Interview d'Henry Potez à l'occasion du 50ème anniversaire de la SNIAS à Méaulte
Notice
À l'occasion du 50ème anniversaire de la SNIAS (Société nationale industrielle aérospatiale), les élèves du centre de formation de Méaulte ont offert deux maquettes à Henry Potez. Interrogé, celui-ci évoque ses débuts à Méaulte en 1922 , l'association avec Dassault pendant la Première Guerre mondiale, la nationalisation de 1938. Il se dit confiant quant aux développement de l'aviation dans l'avenir.
Éclairage
La filière aéronautique picarde est exclusivement composée de sous-traitants de divers rangs, concourant tous à la fabrication de pièces entrant dans la construction d'aéronefs. Elle représentait en 2012 environ 4% de l'emploi industriel (3800 salariés) et un peu plus de 1% des établissements industriels (105). Modeste, certes, en comparaison avec ses équivalents en Aquitaine ou en Midi-Pyrénées, la filière comptabilise néanmoins quelques grands fleurons de l'industrie française tels que Thalès, Matra (respectivement présents à Méru et à Lacroix-Saint-Ouen, dans l'Oise), mais aussi et surtout Aérolia, à Méaulte dans la Somme. Enfin, côté formation, il a été créé à Albert un BEP Productique mécanique usinage en collaboration avec le PHMA (Pole Hydraulique et Mécanique d'Albert) qui regroupe 25 entreprises sous-traitantes d'Aérolia.

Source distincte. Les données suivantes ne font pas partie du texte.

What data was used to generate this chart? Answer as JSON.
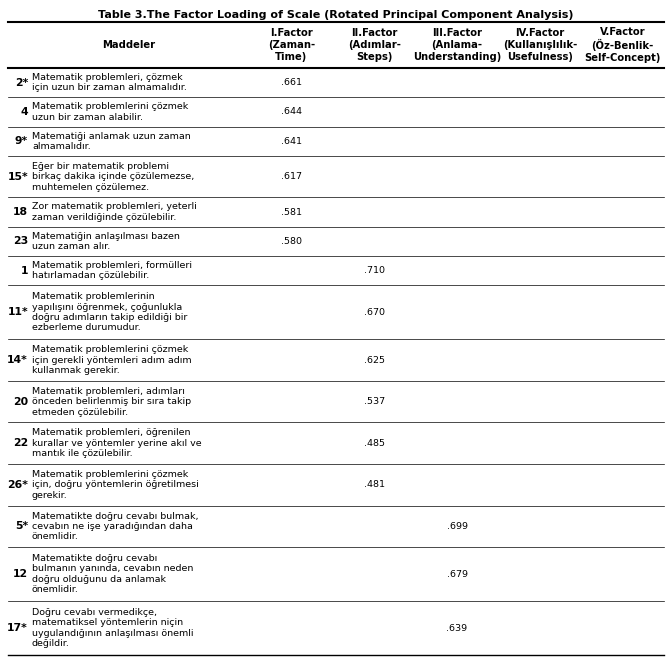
{
  "title": "Table 3.The Factor Loading of Scale (Rotated Principal Component Analysis)",
  "col_headers": [
    "Maddeler",
    "I.Factor\n(Zaman-\nTime)",
    "II.Factor\n(Adımlar-\nSteps)",
    "III.Factor\n(Anlama-\nUnderstanding)",
    "IV.Factor\n(Kullanışlılık-\nUsefulness)",
    "V.Factor\n(Öz-Benlik-\nSelf-Concept)"
  ],
  "rows": [
    {
      "id": "2*",
      "text": "Matematik problemleri, çözmek\niçin uzun bir zaman almamalıdır.",
      "f1": ".661",
      "f2": "",
      "f3": "",
      "f4": "",
      "f5": ""
    },
    {
      "id": "4",
      "text": "Matematik problemlerini çözmek\nuzun bir zaman alabilir.",
      "f1": ".644",
      "f2": "",
      "f3": "",
      "f4": "",
      "f5": ""
    },
    {
      "id": "9*",
      "text": "Matematiği anlamak uzun zaman\nalmamalıdır.",
      "f1": ".641",
      "f2": "",
      "f3": "",
      "f4": "",
      "f5": ""
    },
    {
      "id": "15*",
      "text": "Eğer bir matematik problemi\nbirkaç dakika içinde çözülemezse,\nmuhtemelen çözülemez.",
      "f1": ".617",
      "f2": "",
      "f3": "",
      "f4": "",
      "f5": ""
    },
    {
      "id": "18",
      "text": "Zor matematik problemleri, yeterli\nzaman verildiğinde çözülebilir.",
      "f1": ".581",
      "f2": "",
      "f3": "",
      "f4": "",
      "f5": ""
    },
    {
      "id": "23",
      "text": "Matematiğin anlaşılması bazen\nuzun zaman alır.",
      "f1": ".580",
      "f2": "",
      "f3": "",
      "f4": "",
      "f5": ""
    },
    {
      "id": "1",
      "text": "Matematik problemleri, formülleri\nhatırlamadan çözülebilir.",
      "f1": "",
      "f2": ".710",
      "f3": "",
      "f4": "",
      "f5": ""
    },
    {
      "id": "11*",
      "text": "Matematik problemlerinin\nyapılışını öğrenmek, çoğunlukla\ndoğru adımların takip edildiği bir\nezberleme durumudur.",
      "f1": "",
      "f2": ".670",
      "f3": "",
      "f4": "",
      "f5": ""
    },
    {
      "id": "14*",
      "text": "Matematik problemlerini çözmek\niçin gerekli yöntemleri adım adım\nkullanmak gerekir.",
      "f1": "",
      "f2": ".625",
      "f3": "",
      "f4": "",
      "f5": ""
    },
    {
      "id": "20",
      "text": "Matematik problemleri, adımları\nönceden belirlenmiş bir sıra takip\netmeden çözülebilir.",
      "f1": "",
      "f2": ".537",
      "f3": "",
      "f4": "",
      "f5": ""
    },
    {
      "id": "22",
      "text": "Matematik problemleri, öğrenilen\nkurallar ve yöntemler yerine akıl ve\nmantık ile çözülebilir.",
      "f1": "",
      "f2": ".485",
      "f3": "",
      "f4": "",
      "f5": ""
    },
    {
      "id": "26*",
      "text": "Matematik problemlerini çözmek\niçin, doğru yöntemlerin öğretilmesi\ngerekir.",
      "f1": "",
      "f2": ".481",
      "f3": "",
      "f4": "",
      "f5": ""
    },
    {
      "id": "5*",
      "text": "Matematikte doğru cevabı bulmak,\ncevabın ne işe yaradığından daha\nönemlidir.",
      "f1": "",
      "f2": "",
      "f3": ".699",
      "f4": "",
      "f5": ""
    },
    {
      "id": "12",
      "text": "Matematikte doğru cevabı\nbulmanın yanında, cevabın neden\ndoğru olduğunu da anlamak\nönemlidir.",
      "f1": "",
      "f2": "",
      "f3": ".679",
      "f4": "",
      "f5": ""
    },
    {
      "id": "17*",
      "text": "Doğru cevabı vermedikçe,\nmatematiksel yöntemlerin niçin\nuygulandığının anlaşılması önemli\ndeğildir.",
      "f1": "",
      "f2": "",
      "f3": ".639",
      "f4": "",
      "f5": ""
    }
  ],
  "bg_color": "#ffffff",
  "text_color": "#000000",
  "title_fontsize": 8.0,
  "header_fontsize": 7.2,
  "body_fontsize": 6.8,
  "id_fontsize": 7.8
}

Mais qui sait que la Picardie a compté de la fin des années 20 jusqu'au milieu des années 1930, le plus perfectionné et le plus vaste (60 000 m2 couverts et jusqu'à 3600 employés !) complexe industriel de production d'avions au monde ? Situé à Méaulte, son inauguration en 1924 est à l'origine de la spécialisation actuelle du bassin d'emploi albertin dans l'aéronautique et ce, grâce à un entrepreneur local fidèle à ses racines, Henry Potez (1891-1981).
La vie de ce natif d'Albert est une formidable épopée industrielle et commerciale. Ingénieur, inventeur, administrateur de sociétés, mais aussi citoyen engagé socialement et politiquement, ce touche-à-tout de génie est l'un des pionniers de l'industrie aéronautique.
Dès 1914, après avoir travaillé avec Gaston Caudron, il s'est associé avec Marcel Dassault (né Bloch, un autre instigateur d'une grande saga familiale liée à la Picardie) pour réaliser la célèbre "hélice Eclair" qui allait équiper tous les chasseurs SPAD pendant le premier conflit mondial (de 1916 à 1918).
Convaincu du potentiel de l'aviation civile sans pour autant abandonner les débouchés militaires, il fonde en 1919 la Société des Aéroplanes Henry Potez dont il édifie les premiers établissements en région parisienne avant de s'installer dans la Somme. S'ensuit une série de succès avec le lancement notamment des modèles 25, 28, 34, 39, 50, 54, 62, 63 sans oublier l'hydravion 45. Le Potez 25, pur produit local, connut un succès mondial avec 7000 exemplaires réalisés intégralement sur le site méaultais. La nationalisation de la société en 1936, la seconde guerre mondiale ainsi que l'intervention du régime de Vichy dans la vie de l'entreprise marqueront des étapes importantes. La seconde moitié du XXe siècle est moins fructueuse pour Henry Potez malgré quelques belles réussites. Sa société n'a plus connu le même succès et c'est en 1961, à l'âge de 70 ans, qu'il se retire du monde des affaires et de la vie politique. Une entreprise porte aujourd'hui encore son nom ; il s'agit de Potez Aéronautique, sous-traitant spécialisé dans la fabrication de pièces primaires et l'assemblage de sous-ensembles, basée à Aire-sur-l'Adour, dans les Landes. C'est son petit-fils, Roland Potez qui a repris le flambeau, perpétuant ainsi l'aventure familiale.
Le savoir-faire mondialement reconnu de l'aéropôle d'Albert et son carnet de commande étoffé pour les dix prochaines années sont probablement le meilleur hommage qu'on puisse rendre à ce personnage incontournable de l'histoire industrielle de la Picardie.